On 06/02/2019 19:28, Robert J. Hansen wrote:
If only it were open-source software and individuals with the extra time
and talent to work on those design flaws were able to do so. Wouldn't
that be a great world to live in?
Wouldn't it be great if people were to think before snarking?

There are a handful of people with the background and skills to write a
next-generation keyserver.  I looked into it a dozen years ago and wrote
up a whitepaper on it.  I know Phil Pennock has put a lot of thought
into it.  Andrew, likewise.  There are easily five or six people on this
list who have the time and ability.
I'm glad to see from server operator perspective that there is a will to invest time in developing the server.

What we don't have is *consensus* -- not only among ourselves, but in
the larger community.

Let's say I decide to implement my whitepaper from 2007.  It would take,
oh, call it 200 hours of work to implement.  So I write it, put it out
there, and nothing happens because there's no consensus my idea is the
direction we should go.

The problem here is not a lack of manpower or skill.

It's a lack of community consensus on what a redesign should look like.

Is there a place where white-papers and draft proposals can be found? I remember seeing proposals to change the backend database with something that supports transactions, the likes of postgresql or mysql. Without it multi-threaded server is not possible. If I had the knowledge of OCAML I'd start like immediately a fork and implement it in order to save disk space and more important cut on redundant Iops. Nearly 21K keys have been added for the past month. Looking at the graph again I don't see a single plunge just steady growth. As it stands I'm running two physical servers with four Docker containers each that take approximately 95GB. Even with a single-thread server implementation I can still run multiple containers with a shared database, isn't it?

I agree redesign is inevitable if we want to address legislation changes like GDPR for example. A lot of servers in Europe ceased operation because of it. Today I read the news that criminals are using block-chain network to upload child abuse photos. According to UK law hosting such content can lead to large convictions. I don't want to be forced to stop my clusters if criminals exploit the photo field in the protocol. In my opinion there must be a way to remove content that's not legal from the network.

The way I see this happening is by introducing blacklists that a) prevent a key from being fetched during recon and b) delete the local copy of it. Is this a censorship?! For what I know some of us are already using blacklists to mitigate the poison key issues, the very least I am.

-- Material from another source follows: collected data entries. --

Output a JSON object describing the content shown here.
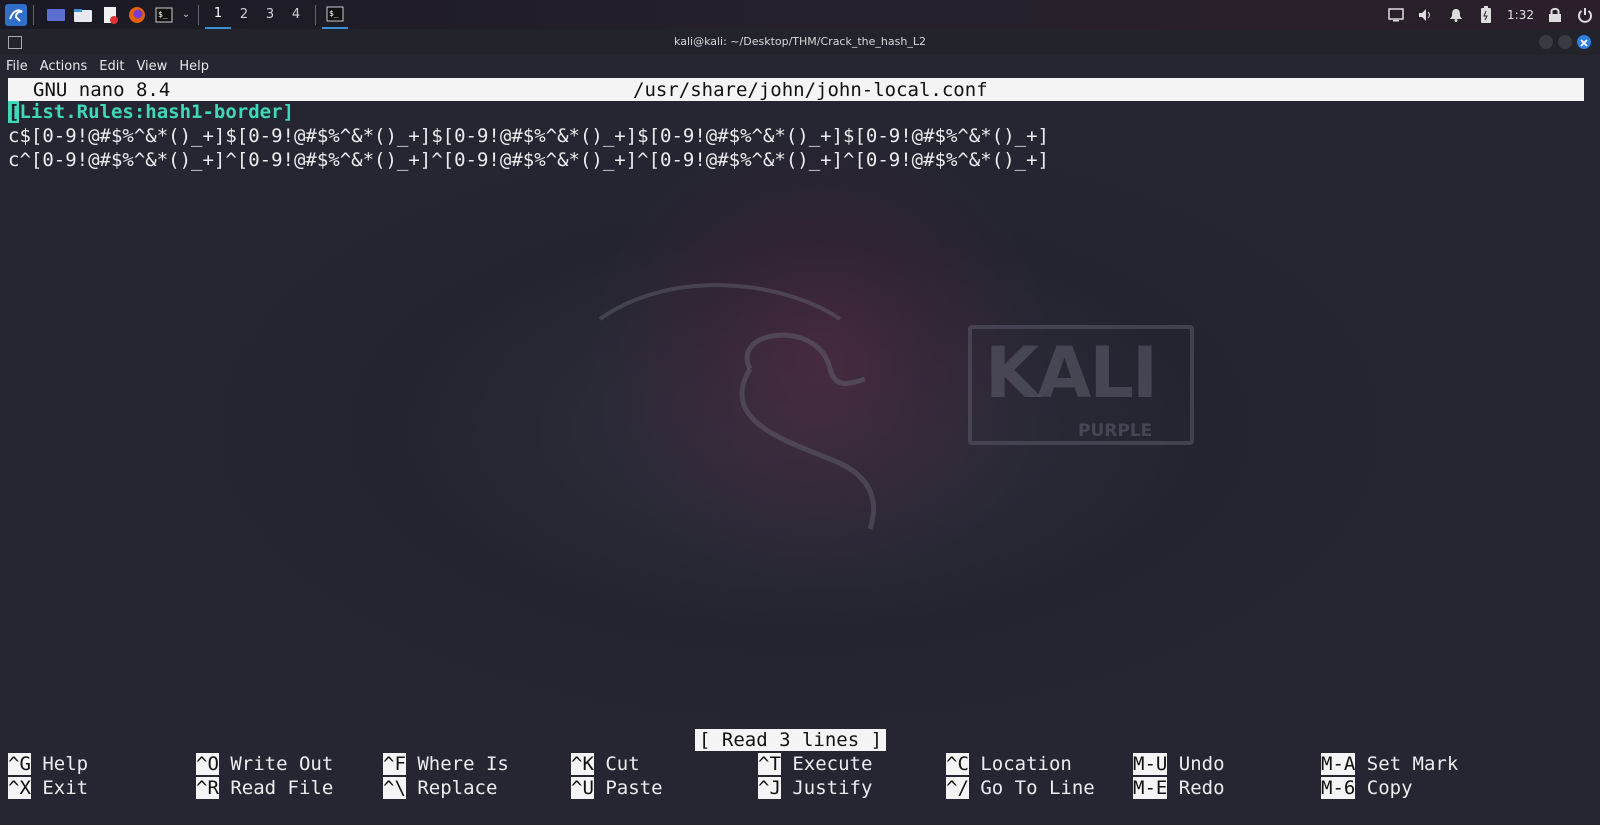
{
  "taskbar": {
    "workspaces": [
      "1",
      "2",
      "3",
      "4"
    ],
    "active_workspace": "1",
    "clock": "1:32"
  },
  "window": {
    "title": "kali@kali: ~/Desktop/THM/Crack_the_hash_L2",
    "menu": [
      "File",
      "Actions",
      "Edit",
      "View",
      "Help"
    ]
  },
  "nano": {
    "version": "GNU nano 8.4",
    "filename": "/usr/share/john/john-local.conf",
    "lines": [
      {
        "cursor": "[",
        "rest": "List.Rules:hash1-border]"
      },
      "c$[0-9!@#$%^&*()_+]$[0-9!@#$%^&*()_+]$[0-9!@#$%^&*()_+]$[0-9!@#$%^&*()_+]$[0-9!@#$%^&*()_+]",
      "c^[0-9!@#$%^&*()_+]^[0-9!@#$%^&*()_+]^[0-9!@#$%^&*()_+]^[0-9!@#$%^&*()_+]^[0-9!@#$%^&*()_+]"
    ],
    "status": "[ Read 3 lines ]",
    "shortcuts": [
      [
        {
          "key": "^G",
          "label": "Help"
        },
        {
          "key": "^X",
          "label": "Exit"
        }
      ],
      [
        {
          "key": "^O",
          "label": "Write Out"
        },
        {
          "key": "^R",
          "label": "Read File"
        }
      ],
      [
        {
          "key": "^F",
          "label": "Where Is"
        },
        {
          "key": "^\\",
          "label": "Replace"
        }
      ],
      [
        {
          "key": "^K",
          "label": "Cut"
        },
        {
          "key": "^U",
          "label": "Paste"
        }
      ],
      [
        {
          "key": "^T",
          "label": "Execute"
        },
        {
          "key": "^J",
          "label": "Justify"
        }
      ],
      [
        {
          "key": "^C",
          "label": "Location"
        },
        {
          "key": "^/",
          "label": "Go To Line"
        }
      ],
      [
        {
          "key": "M-U",
          "label": "Undo"
        },
        {
          "key": "M-E",
          "label": "Redo"
        }
      ],
      [
        {
          "key": "M-A",
          "label": "Set Mark"
        },
        {
          "key": "M-6",
          "label": "Copy"
        }
      ]
    ]
  },
  "wallpaper": {
    "brand": "KALI",
    "edition": "PURPLE"
  }
}
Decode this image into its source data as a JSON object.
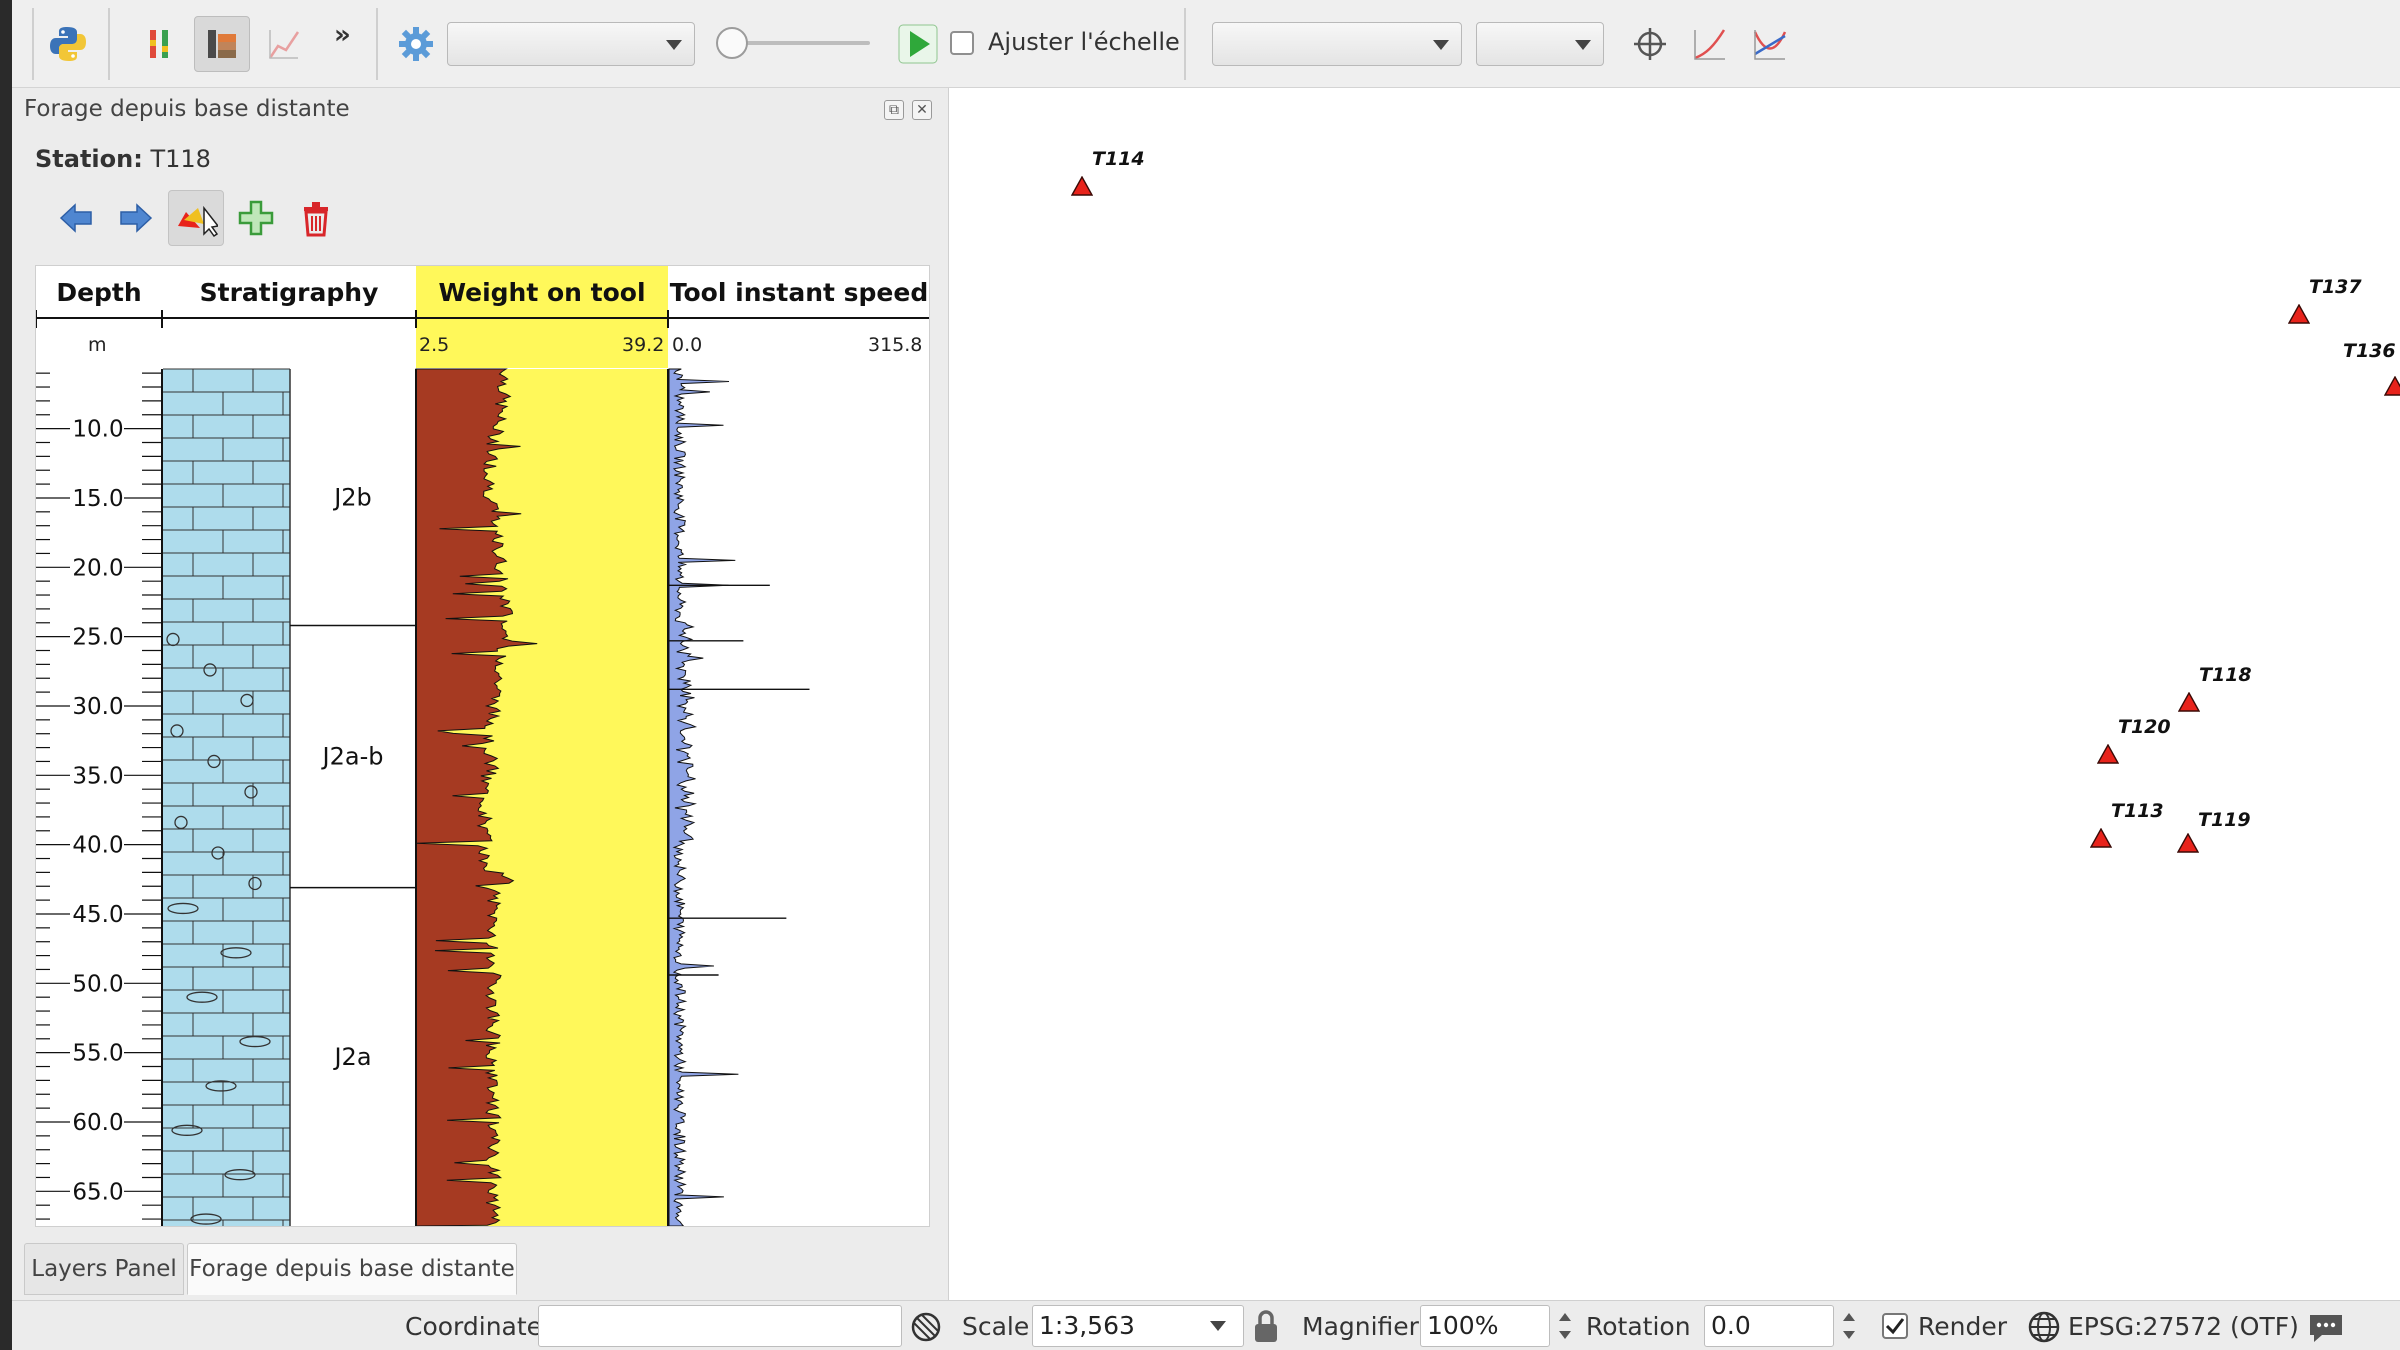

Building upon the previous suggestion I'm actually envisioning different types of blacklists in terms of legislation framework they comply with. Subdomains like <blacklist>.pool.sks-keyservers.net can be introduced as well. Then individual keyserver operators can configure what blacklists to use. A public register will keep the audit trail justifying every blacklist entry and used as a seed for the servers in the network. And before you ask who's going to be responsible for keeping that register up-to-date and accurate I have an answer for you - the very same law enforcement agencies that in the very first place demanded that we remove content from the network.

That being said I believe these changes will make the network a safer place not just for the operators but the users as well. That's something, I think, we as community can easily achieve consensus upon.

Sadly I don't have a  solution for the recent poison key issues that opened this thread in first place. We eventually need a brand new RFC that will define the next-gen server architecture.